To Whom It May Concern:
Let me begin by writing that I truly sympathize with commuters and travelers that need to drive through Arlington. Congestion can be awful on I-66 and it is the case that people often have poor alternatives to driving. Regardless, when I look at the present details of projects #1 and #3, I am pretty skeptical that any improvements are being made with respect to travel time. Given the general local opposition to the project -- I think that there are some valid points among the vitriol ... there are points that I see as more of a rant -- it appears to me that some more thought is needed to address the transportation issue. Consequently, I am opposed to the present plan.
My understanding of queuing theory is that people switching lanes creates more chaotic motion which increases travel times. I think that given the congestion on I-66 that aggressive drivers will use the long auxiliary lane to leave the regular travel lane, advance in the queue, and re-enter the travel lane at some point creating an effect that will -- on the margin -- increase travel times. Now from a conversation with the traffic management person at the 10/27 meeting, the creation of an auxiliary lane gives drivers that enter/exit the highway more space to negotiate their entrance/exit which would decrease travel times. His simulations suggested that the net effect is to decrease travel times.
One problem with the conclusion is that it appears to lack measures of robustness. For instance, if I ask what is the confidence interval of the average difference in travel times, the simulations do not support such analysis. The issue here is that there are competing effects and everyone agrees that the simulations contain considerable uncertainty, but we have zero measures of that uncertainty. Given the aforementioned competing effects, it would not be surprising if a confidence interval existed, it would include zero, as well as, a range of positive values. From the perspective of science, the conclusion that projects #1 and #3 represent an improvement is pretty weak.
A second problem with the conclusion is that according to the researcher, it fails to account for any changes in the number of accidents. More generally, his response was that traffic engineering's models for accident prediction is rough at best. Reading between the lines, his response was more along the lines of accident prediction models are "pretty darn bad." In my casual reading of traffic engineering articles and books, there seems to be a line of thought that aggressive driving is a major cause of accidents. Well, people are going to have these runways to zip ahead -- over one mile in heavy traffic! -- in an attempt to cut in line. However, my experience is that people cutting in line tends to irritate others resulting in more aggression in return. My take is that omitting these accidents from the simulations creates a downward bias in the travel times that would bias any comparison made when choosing projects in the first place. Moreover, it also opens up the possibility that even if the project results in a net decrease in average travel times, it might increase the empirical variance of travel times since an accident can create a real travel quagmire. In other words, the projects might make an ordinary day a little better but make it more likely that a commuter gets stuck in a nightmare. Whether that would represent an improvement is dependent on preferences but would be a turn for the worse in by my standards. Let's remember that people do get hurt in accidents. What the tradeoff is between travel time and personal injury is unclear to me. That travel times could get worse and we have more people getting hurt is obscene in my opinion.

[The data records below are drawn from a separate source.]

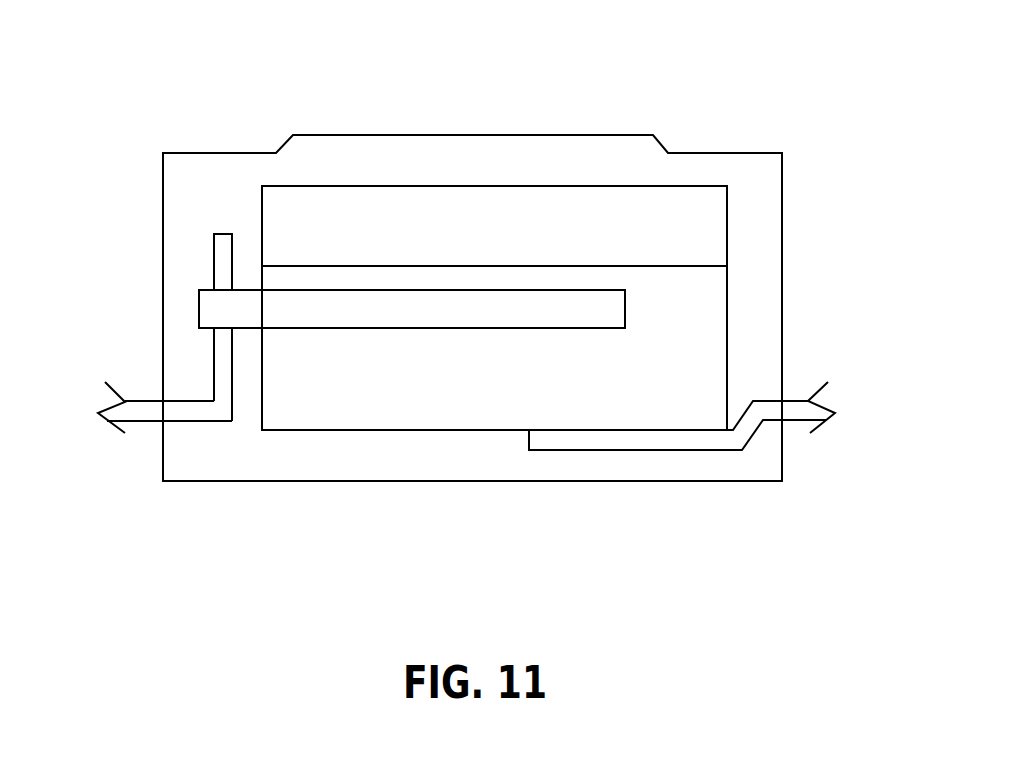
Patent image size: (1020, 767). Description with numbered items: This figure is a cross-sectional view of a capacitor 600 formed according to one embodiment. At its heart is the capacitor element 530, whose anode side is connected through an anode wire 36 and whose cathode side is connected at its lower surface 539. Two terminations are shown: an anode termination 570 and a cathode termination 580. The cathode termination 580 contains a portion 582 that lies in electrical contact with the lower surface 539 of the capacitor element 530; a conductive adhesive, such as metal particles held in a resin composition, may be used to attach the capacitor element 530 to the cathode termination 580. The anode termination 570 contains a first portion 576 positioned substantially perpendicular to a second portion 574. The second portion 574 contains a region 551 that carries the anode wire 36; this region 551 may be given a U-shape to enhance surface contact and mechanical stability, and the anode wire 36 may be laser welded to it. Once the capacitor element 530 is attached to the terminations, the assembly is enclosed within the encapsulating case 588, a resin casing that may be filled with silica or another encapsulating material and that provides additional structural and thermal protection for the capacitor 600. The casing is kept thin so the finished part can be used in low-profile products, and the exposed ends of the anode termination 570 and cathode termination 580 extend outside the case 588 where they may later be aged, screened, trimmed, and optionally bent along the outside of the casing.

The capacitor 600 is at (363, 92).
The encapsulating case 588 is at (768, 180).
The capacitor element 530 is at (663, 218).
The lower surface 539 is at (400, 431).
The anode wire 36 is at (482, 306).
The region 551 is at (202, 268).
The second portion 574 is at (213, 350).
The first portion 576 is at (193, 421).
The anode termination 570 is at (112, 404).
The portion 582 is at (672, 442).
The cathode termination 580 is at (797, 400).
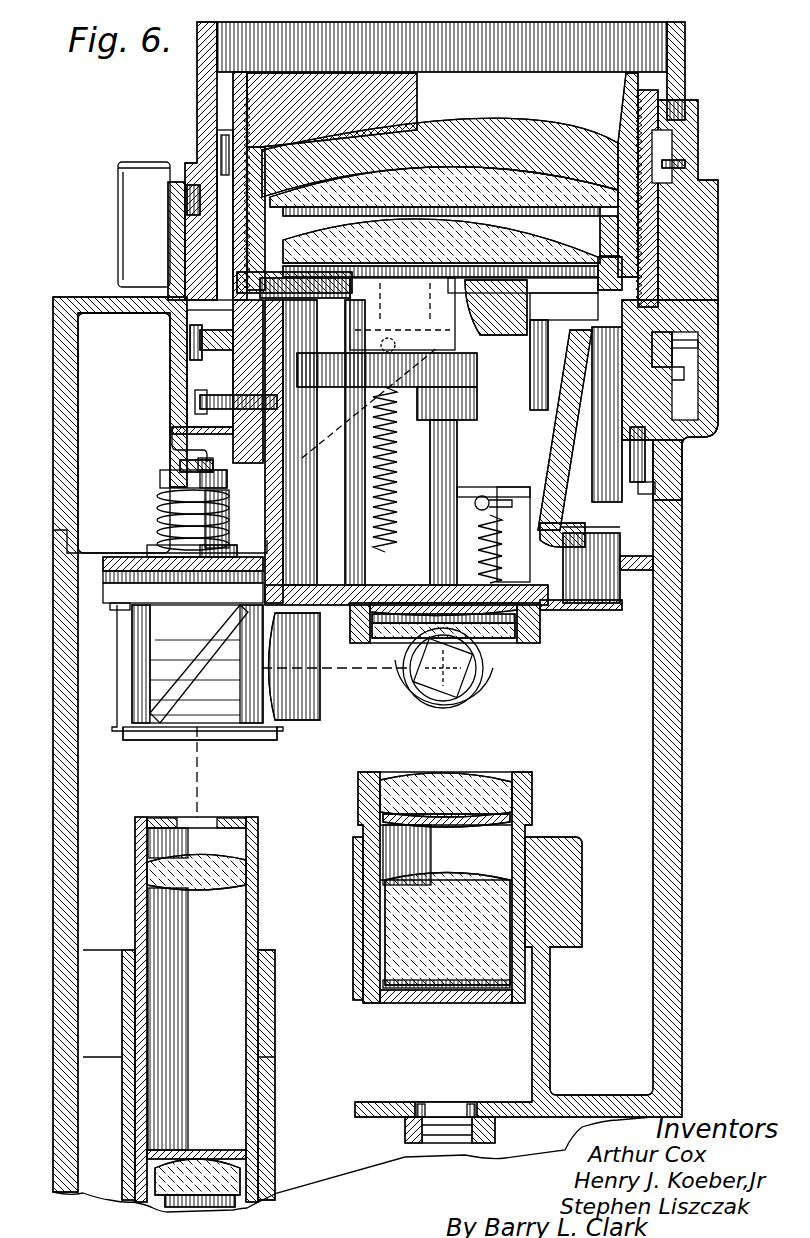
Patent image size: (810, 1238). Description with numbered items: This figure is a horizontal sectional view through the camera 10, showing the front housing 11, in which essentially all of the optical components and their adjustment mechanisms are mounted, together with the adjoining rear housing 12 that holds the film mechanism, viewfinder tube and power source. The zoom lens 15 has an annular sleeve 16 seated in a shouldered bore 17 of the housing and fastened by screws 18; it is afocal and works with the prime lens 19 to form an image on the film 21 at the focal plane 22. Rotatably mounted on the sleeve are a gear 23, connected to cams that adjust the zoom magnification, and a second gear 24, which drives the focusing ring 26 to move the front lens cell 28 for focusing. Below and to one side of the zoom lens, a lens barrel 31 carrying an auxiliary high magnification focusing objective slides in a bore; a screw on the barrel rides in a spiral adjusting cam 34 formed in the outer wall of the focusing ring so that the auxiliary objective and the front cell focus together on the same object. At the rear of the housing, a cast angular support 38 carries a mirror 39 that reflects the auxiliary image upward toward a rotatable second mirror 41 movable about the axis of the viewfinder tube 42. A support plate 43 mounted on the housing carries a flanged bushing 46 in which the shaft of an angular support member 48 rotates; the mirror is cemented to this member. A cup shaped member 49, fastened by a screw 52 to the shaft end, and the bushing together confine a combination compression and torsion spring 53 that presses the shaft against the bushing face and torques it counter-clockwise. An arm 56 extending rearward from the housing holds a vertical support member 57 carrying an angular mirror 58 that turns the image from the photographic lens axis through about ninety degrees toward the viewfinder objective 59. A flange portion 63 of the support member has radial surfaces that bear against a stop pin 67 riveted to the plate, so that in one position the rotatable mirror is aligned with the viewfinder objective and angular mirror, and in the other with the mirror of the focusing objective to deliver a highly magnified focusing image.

The camera 10 is at (687, 743).
The front housing 11 is at (716, 376).
The rear housing 12 is at (672, 873).
The zoom lens 15 is at (692, 133).
The annular sleeve 16 is at (697, 333).
The shouldered bore 17 is at (648, 463).
The screws 18 is at (655, 490).
The prime lens 19 is at (543, 810).
The film 21 is at (418, 1143).
The focal plane 22 is at (445, 1133).
The gear 23 is at (698, 402).
The gear 24 is at (695, 347).
The focusing ring 26 is at (688, 68).
The front lens cell 28 is at (233, 115).
The lens barrel 31 is at (123, 192).
The spiral adjusting cam 34 is at (192, 200).
The cast angular support 38 is at (117, 725).
The mirror 39 is at (217, 708).
The rotatable second mirror 41 is at (163, 693).
The viewfinder tube 42 is at (260, 850).
The support plate 43 is at (120, 557).
The flanged bushing 46 is at (153, 547).
The angular support member 48 is at (160, 625).
The cup shaped member 49 is at (173, 472).
The screw 52 is at (187, 457).
The combination compression and torsion spring 53 is at (160, 500).
The arm 56 is at (492, 670).
The vertical support member 57 is at (467, 688).
The angular mirror 58 is at (442, 687).
The viewfinder objective 59 is at (297, 723).
The flange portion 63 is at (115, 592).
The stop pin 67 is at (110, 607).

At least based on intuition, I have less objection to project #2. That is, I can see how it decreases travel times. I guess it might help with traffic closer to the District by relieving later bottlenecks; although I suspect not. Whether it is worth the money and impact on residents nearby I-66 is another issue and others have written extensively on it. I have little to add other than it is my opinion that you should ensure that the plan is aesthetically and environmentally acceptable to a majority of those affected. At the moment, it is unclear whether VDOT has satisfactorily addressed local concerns.

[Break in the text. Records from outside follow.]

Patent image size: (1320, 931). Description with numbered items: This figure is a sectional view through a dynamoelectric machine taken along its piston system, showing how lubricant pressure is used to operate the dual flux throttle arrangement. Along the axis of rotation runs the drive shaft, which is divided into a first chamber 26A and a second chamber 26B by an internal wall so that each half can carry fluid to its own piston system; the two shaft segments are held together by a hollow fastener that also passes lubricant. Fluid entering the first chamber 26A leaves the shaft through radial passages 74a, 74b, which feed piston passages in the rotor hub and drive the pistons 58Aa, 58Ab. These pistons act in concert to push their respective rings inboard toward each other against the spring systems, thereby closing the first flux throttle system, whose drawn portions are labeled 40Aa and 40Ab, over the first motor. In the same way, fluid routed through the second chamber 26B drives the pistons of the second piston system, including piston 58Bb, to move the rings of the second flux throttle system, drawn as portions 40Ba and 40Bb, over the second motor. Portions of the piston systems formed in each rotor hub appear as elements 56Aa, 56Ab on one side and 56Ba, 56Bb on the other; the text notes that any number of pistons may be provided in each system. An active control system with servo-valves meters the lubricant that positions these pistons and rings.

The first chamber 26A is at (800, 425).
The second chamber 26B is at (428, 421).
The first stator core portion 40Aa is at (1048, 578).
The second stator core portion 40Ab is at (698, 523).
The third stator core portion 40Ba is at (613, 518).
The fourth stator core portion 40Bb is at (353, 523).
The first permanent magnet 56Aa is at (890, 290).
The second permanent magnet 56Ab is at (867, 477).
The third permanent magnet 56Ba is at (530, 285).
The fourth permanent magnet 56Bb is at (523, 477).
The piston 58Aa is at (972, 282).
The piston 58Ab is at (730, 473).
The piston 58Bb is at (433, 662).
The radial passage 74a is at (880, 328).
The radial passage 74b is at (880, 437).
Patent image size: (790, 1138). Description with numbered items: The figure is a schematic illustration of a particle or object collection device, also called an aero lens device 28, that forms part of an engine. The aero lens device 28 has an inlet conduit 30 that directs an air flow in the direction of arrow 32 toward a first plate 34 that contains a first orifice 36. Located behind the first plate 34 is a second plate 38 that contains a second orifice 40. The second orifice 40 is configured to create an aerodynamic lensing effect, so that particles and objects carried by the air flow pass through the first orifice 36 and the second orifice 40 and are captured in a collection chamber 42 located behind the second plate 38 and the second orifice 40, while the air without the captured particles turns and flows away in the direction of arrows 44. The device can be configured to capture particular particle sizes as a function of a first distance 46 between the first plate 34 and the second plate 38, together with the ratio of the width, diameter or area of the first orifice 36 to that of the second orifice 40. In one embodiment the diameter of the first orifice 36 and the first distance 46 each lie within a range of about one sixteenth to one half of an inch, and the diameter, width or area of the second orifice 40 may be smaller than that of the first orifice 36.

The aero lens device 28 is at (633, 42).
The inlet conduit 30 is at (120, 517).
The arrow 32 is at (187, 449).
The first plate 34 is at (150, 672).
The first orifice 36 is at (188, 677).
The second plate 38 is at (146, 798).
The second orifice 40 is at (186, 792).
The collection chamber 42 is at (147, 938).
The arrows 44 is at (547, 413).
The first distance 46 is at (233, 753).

My last point is that I am a believer in, "If you build it, they will overuse it." That is, if by chance the engineering changes represents an improvement in travel times, a subset of people using an alternative will substitute away from their present choice and drive. Or alternatively people will recognize the improvements and be more likely to reside/work in a location that takes advantage of this new improvement. This will occur until no advantage exists relative to any other alternative. I find it hard to believe that these projects are really addressing the big issue in a meaningful way. I would rather that my tax dollars be better used on something that truly represents -- or at least something that we have a high degree of confidence -- an improvement in a time where state and federal governments need to be more conscious of its dollars.